Suite à un décès ayant eu lieu en 2003, je devais recevoir un legs. Je n'étais pas héritière légale, mais légataire (voir les articles 484 et 485 du Code civil). En recevant une copie de l'inventaire des biens envoyée par un des héritiers légaux à mon attention, j'ai constaté qu'il existait de graves problèmes dans l'inventaire reçu. J'ai averti la Justice de paix, mais la Juge de paix m'a indiqué que je n'étais pas héritière légale et que par conséquent je ne pouvais pas intervenir. Mêmes réponses jusqu'en 2008 au fur et à mesure que je découvrais de nouveaux problèmes et que j'en informais la Juge de paix.

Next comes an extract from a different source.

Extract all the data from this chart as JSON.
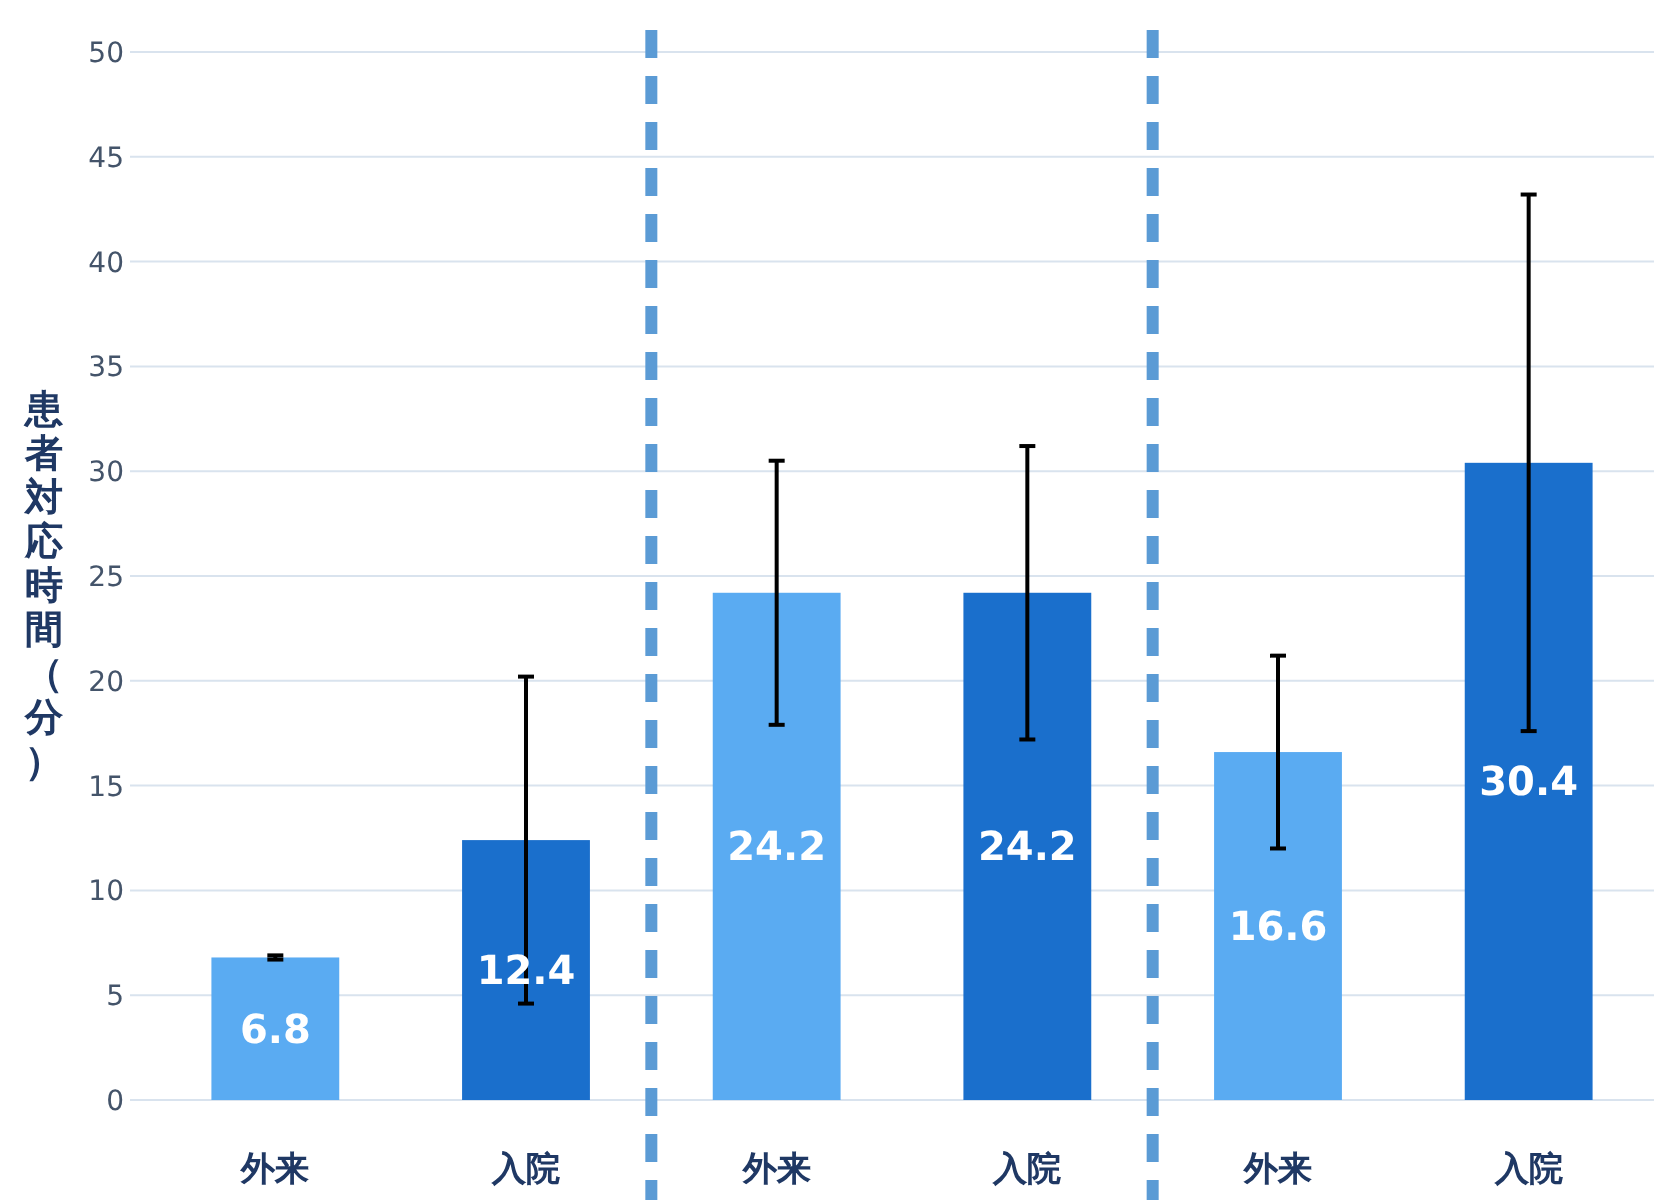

J'ai reçu mon legs à fin 2008 avec de fausses valeurs fiscale et vénale, car les problèmes que j'avais signalés à la Justice de paix et à la notaire ont été ignorés. 

En 2010, j'ai obtenu de nouvelles preuves écrites montrant que mon legs avait été sous-estimé d'un montant très élevé. En avertissant la Justice de paix, cette dernière m'a répondu ne rien pouvoir faire, car la succession était terminée. Et j'ai reçu mon dossier en retour.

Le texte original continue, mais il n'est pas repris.